# Optimize distance from the origin for an ellipse

• Sep 26th 2009, 12:35 PM
garymarkhov
Optimize distance from the origin for an ellipse
The question: Find the maximum distance from the origin to the ellipse $x^2+xy+y^2=3.3$.

My work: I figure that the distance to the origin is defined by the equation $\sqrt{x^2+y^2}$ so that is the function I need to maximize subject to the constraint defined by the equation of the ellipse.

So I've formed the Lagrangian $L= \sqrt{x^2+y^2} + \mu (x^2+xy+y^2-3.3)$ and taken the partials:

$\frac{\partial L}{\partial x}= \frac{2x}{2 \sqrt{x^2+y^2}}-2\mu x-\mu y$

$\frac{\partial L}{\partial y}= \frac{2y}{2 \sqrt{x^2+y^2}}-2\mu y-\mu x$

$\frac{\partial L}{\partial \mu}= -x^2-xy-y^2+3.3$

After setting all the partials equal to zero, I don't know where to go. No obvious algebraic solutions are coming to mind.
• Sep 26th 2009, 01:01 PM
galactus
You could do this without Lagrange by solving the ellipse equation for y and subbing into $x^{2}+y^{2}=L$, differentiating, setting to 0 and solving for x.

It will take some algebra, but it certainly doable.
• Sep 26th 2009, 01:29 PM
garymarkhov
Quote:

Originally Posted by galactus
You could do this without Lagrange by solving the ellipse equation for y and subbing into $x^{2}+y^{2}=L$, differentiating, setting to 0 and solving for x.

It will take some algebra, but it certainly doable.

Hmm, I'm not talented enough to solve $x^2+xy+y^2=3.3$ for y.

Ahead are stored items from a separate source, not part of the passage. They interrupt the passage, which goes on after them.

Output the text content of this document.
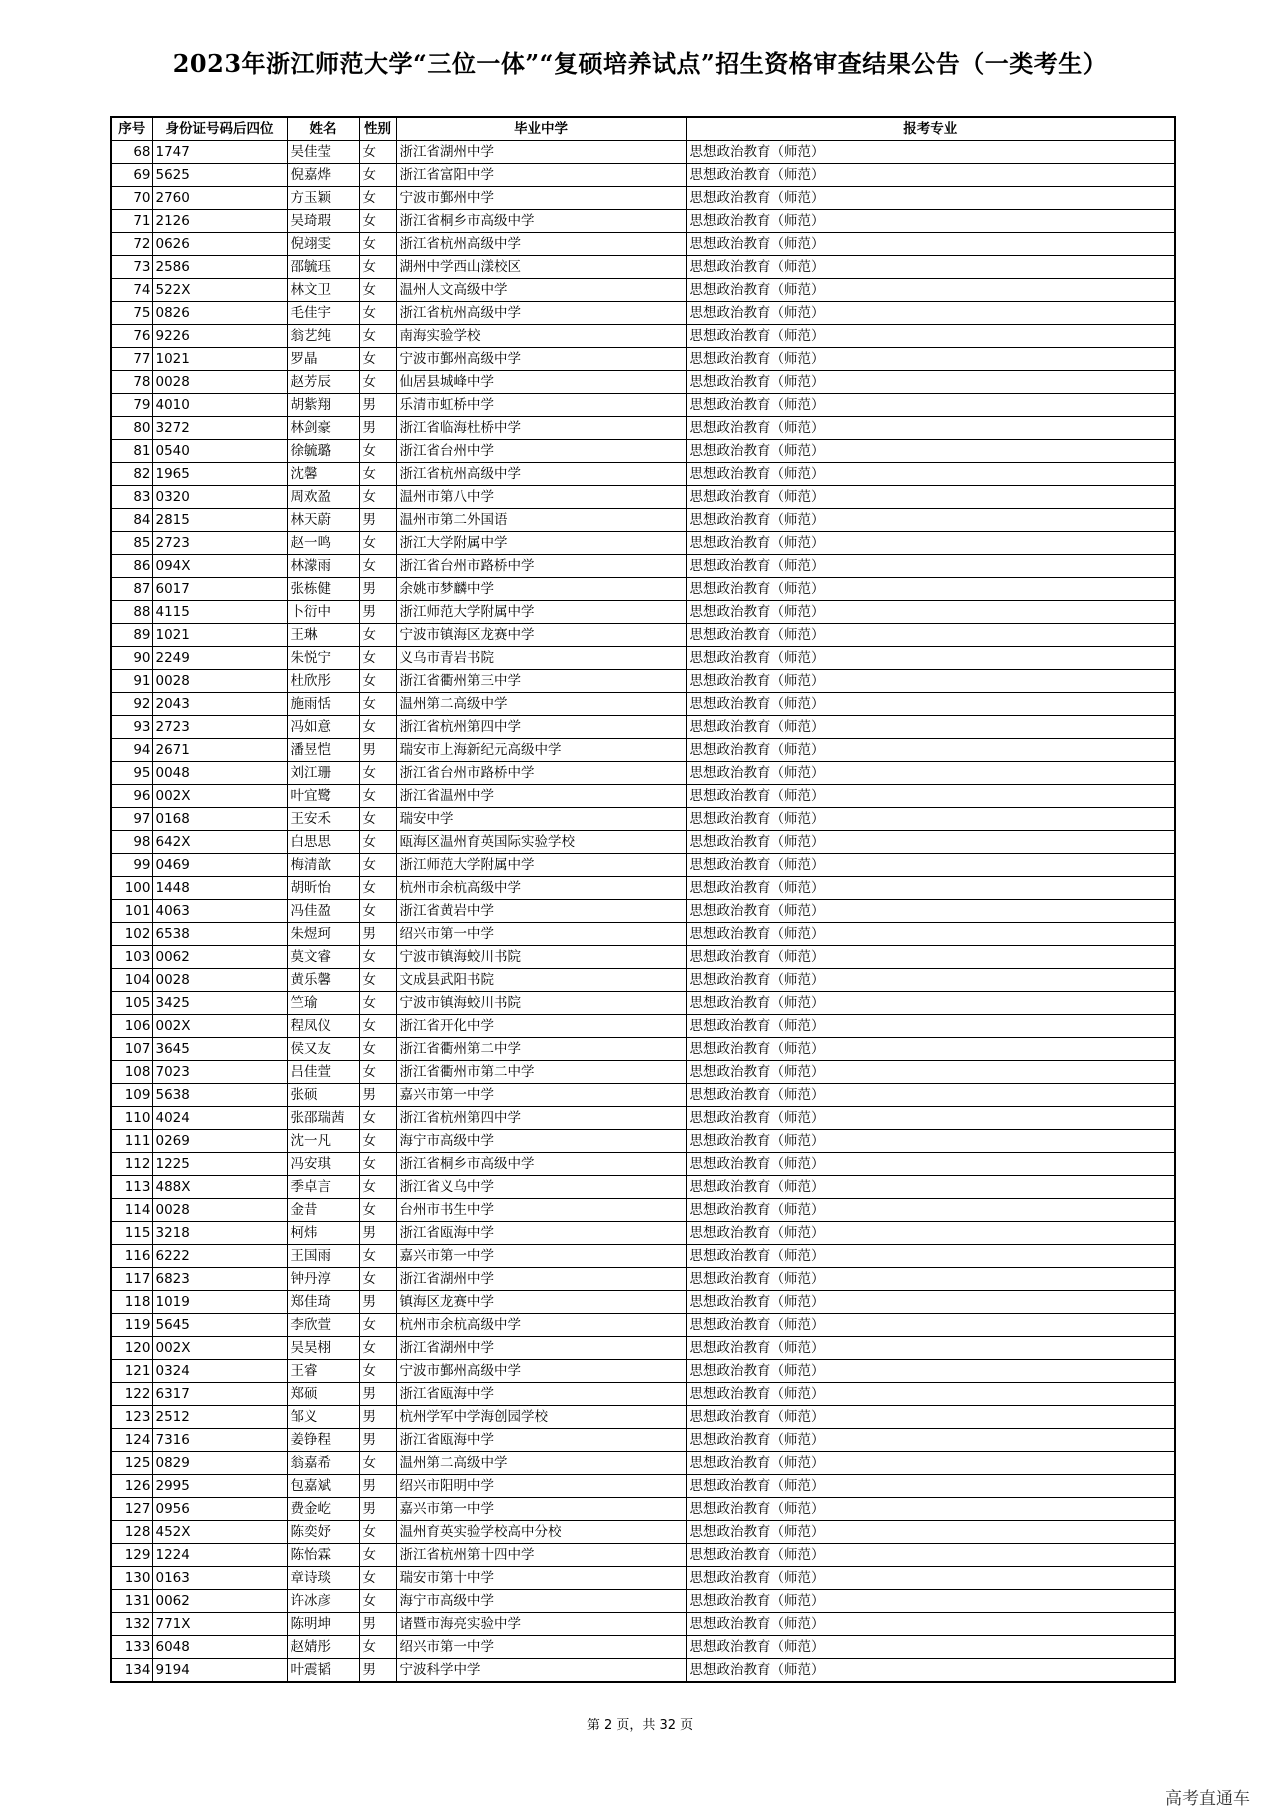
2023年浙江师范大学“三位一体”“复硕培养试点”招生资格审查结果公告（一类考生）
序号	身份证号码后四位	姓名	性别	毕业中学	报考专业
68	1747	吴佳莹	女	浙江省湖州中学	思想政治教育（师范）
69	5625	倪嘉烨	女	浙江省富阳中学	思想政治教育（师范）
70	2760	方玉颖	女	宁波市鄞州中学	思想政治教育（师范）
71	2126	吴琦瑕	女	浙江省桐乡市高级中学	思想政治教育（师范）
72	0626	倪翊雯	女	浙江省杭州高级中学	思想政治教育（师范）
73	2586	邵毓珏	女	湖州中学西山漾校区	思想政治教育（师范）
74	522X	林文卫	女	温州人文高级中学	思想政治教育（师范）
75	0826	毛佳宇	女	浙江省杭州高级中学	思想政治教育（师范）
76	9226	翁艺纯	女	南海实验学校	思想政治教育（师范）
77	1021	罗晶	女	宁波市鄞州高级中学	思想政治教育（师范）
78	0028	赵芳辰	女	仙居县城峰中学	思想政治教育（师范）
79	4010	胡紫翔	男	乐清市虹桥中学	思想政治教育（师范）
80	3272	林剑豪	男	浙江省临海杜桥中学	思想政治教育（师范）
81	0540	徐毓璐	女	浙江省台州中学	思想政治教育（师范）
82	1965	沈馨	女	浙江省杭州高级中学	思想政治教育（师范）
83	0320	周欢盈	女	温州市第八中学	思想政治教育（师范）
84	2815	林天蔚	男	温州市第二外国语	思想政治教育（师范）
85	2723	赵一鸣	女	浙江大学附属中学	思想政治教育（师范）
86	094X	林濛雨	女	浙江省台州市路桥中学	思想政治教育（师范）
87	6017	张栋健	男	余姚市梦麟中学	思想政治教育（师范）
88	4115	卜衍中	男	浙江师范大学附属中学	思想政治教育（师范）
89	1021	王琳	女	宁波市镇海区龙赛中学	思想政治教育（师范）
90	2249	朱悦宁	女	义乌市青岩书院	思想政治教育（师范）
91	0028	杜欣彤	女	浙江省衢州第三中学	思想政治教育（师范）
92	2043	施雨恬	女	温州第二高级中学	思想政治教育（师范）
93	2723	冯如意	女	浙江省杭州第四中学	思想政治教育（师范）
94	2671	潘昱恺	男	瑞安市上海新纪元高级中学	思想政治教育（师范）
95	0048	刘江珊	女	浙江省台州市路桥中学	思想政治教育（师范）
96	002X	叶宜鹭	女	浙江省温州中学	思想政治教育（师范）
97	0168	王安禾	女	瑞安中学	思想政治教育（师范）
98	642X	白思思	女	瓯海区温州育英国际实验学校	思想政治教育（师范）
99	0469	梅清歆	女	浙江师范大学附属中学	思想政治教育（师范）
100	1448	胡昕怡	女	杭州市余杭高级中学	思想政治教育（师范）
101	4063	冯佳盈	女	浙江省黄岩中学	思想政治教育（师范）
102	6538	朱煜珂	男	绍兴市第一中学	思想政治教育（师范）
103	0062	莫文睿	女	宁波市镇海蛟川书院	思想政治教育（师范）
104	0028	黄乐馨	女	文成县武阳书院	思想政治教育（师范）
105	3425	竺瑜	女	宁波市镇海蛟川书院	思想政治教育（师范）
106	002X	程凤仪	女	浙江省开化中学	思想政治教育（师范）
107	3645	侯又友	女	浙江省衢州第二中学	思想政治教育（师范）
108	7023	吕佳萱	女	浙江省衢州市第二中学	思想政治教育（师范）
109	5638	张硕	男	嘉兴市第一中学	思想政治教育（师范）
110	4024	张邵瑞茜	女	浙江省杭州第四中学	思想政治教育（师范）
111	0269	沈一凡	女	海宁市高级中学	思想政治教育（师范）
112	1225	冯安琪	女	浙江省桐乡市高级中学	思想政治教育（师范）
113	488X	季卓言	女	浙江省义乌中学	思想政治教育（师范）
114	0028	金昔	女	台州市书生中学	思想政治教育（师范）
115	3218	柯炜	男	浙江省瓯海中学	思想政治教育（师范）
116	6222	王国雨	女	嘉兴市第一中学	思想政治教育（师范）
117	6823	钟丹淳	女	浙江省湖州中学	思想政治教育（师范）
118	1019	郑佳琦	男	镇海区龙赛中学	思想政治教育（师范）
119	5645	李欣萱	女	杭州市余杭高级中学	思想政治教育（师范）
120	002X	吴昊栩	女	浙江省湖州中学	思想政治教育（师范）
121	0324	王睿	女	宁波市鄞州高级中学	思想政治教育（师范）
122	6317	郑硕	男	浙江省瓯海中学	思想政治教育（师范）
123	2512	邹义	男	杭州学军中学海创园学校	思想政治教育（师范）
124	7316	姜铮程	男	浙江省瓯海中学	思想政治教育（师范）
125	0829	翁嘉希	女	温州第二高级中学	思想政治教育（师范）
126	2995	包嘉斌	男	绍兴市阳明中学	思想政治教育（师范）
127	0956	费金屹	男	嘉兴市第一中学	思想政治教育（师范）
128	452X	陈奕妤	女	温州育英实验学校高中分校	思想政治教育（师范）
129	1224	陈怡霖	女	浙江省杭州第十四中学	思想政治教育（师范）
130	0163	章诗琰	女	瑞安市第十中学	思想政治教育（师范）
131	0062	许冰彦	女	海宁市高级中学	思想政治教育（师范）
132	771X	陈明坤	男	诸暨市海亮实验中学	思想政治教育（师范）
133	6048	赵婧彤	女	绍兴市第一中学	思想政治教育（师范）
134	9194	叶震韬	男	宁波科学中学	思想政治教育（师范）
第 2 页，共 32 页
高考直通车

Is it possible?

• Sep 26th 2009, 01:40 PM
galactus
Yes, it is. I get

$y=\frac{\sqrt{13.2-3x^{2}}-x}{2}, \;\ y=\frac{-\sqrt{13.2-3x^{2}}-x}{2}$
• Sep 26th 2009, 01:56 PM
garymarkhov
Quote:

Originally Posted by galactus
Yes, it is. I get

$y=\frac{\sqrt{13.2-3x^{2}}-x}{2}, \;\ y=\frac{-\sqrt{13.2-3x^{2}}-x}{2}$

That's great... can you show me how to do it?
• Sep 26th 2009, 02:37 PM
galactus
Actually, it is amazingly easy. Use the quadratic formula.

$y^{2}+\underbrace{x}_{\text{b}}\cdot y+\overbrace{x^{2}-3.3}^{\text{c}}=0$

$y=\frac{-x\pm\sqrt{x^{2}-4(1)(x^{2}-3.3)}}{2(1)}$

Just simplify a wee bit and that's it.

See there?.(Cool)
• Sep 26th 2009, 04:35 PM
garymarkhov
Quote:

Originally Posted by galactus
Actually, it is amazingly easy. Use the quadratic formula.

$y^{2}+\underbrace{x}_{\text{b}}\cdot y+\overbrace{x^{2}-3.3}^{\text{c}}=0$

$y=\frac{-x\pm\sqrt{x^{2}-4(1)(x^{2}-3.3)}}{2(1)}$

Just simplify a wee bit and that's it.

See there?.(Cool)

Very cool.

As for solving this thing, why would I want to sub my newly found y into $x^{2}+y^{2}=L$? The function I want to maximize is
$
\sqrt{x^2+y^2}=L
$
(where L is distance to origin) isn't it?

• Sep 27th 2009, 02:24 AM
galactus
It is better to maximize $x^{2}+y^{2}$ because there is no radical. Remember, the distance and the square of the distance have their max and min at the same point. Therefore, no need to differentiate the radical. Just differentiate $L=x^{2}+y^{2}$
• Sep 27th 2009, 09:11 AM
garymarkhov
Quote:

Originally Posted by galactus
It is better to maximize $x^{2}+y^{2}$ because there is no radical. Remember, the distance and the square of the distance have their max and min at the same point. Therefore, no need to differentiate the radical. Just differentiate $L=x^{2}+y^{2}$

That's a really super idea. Good insight.

So my solution is x=1.816, y=-1.816 and it looks roughly correct on a graph. Think it's right?
• Sep 27th 2009, 09:36 AM
galactus
Yeah, that looks good.
• Sep 27th 2009, 10:22 AM
garymarkhov
Quote:

Originally Posted by galactus
Yeah, that looks good.

Thanks for your fast responses and great help!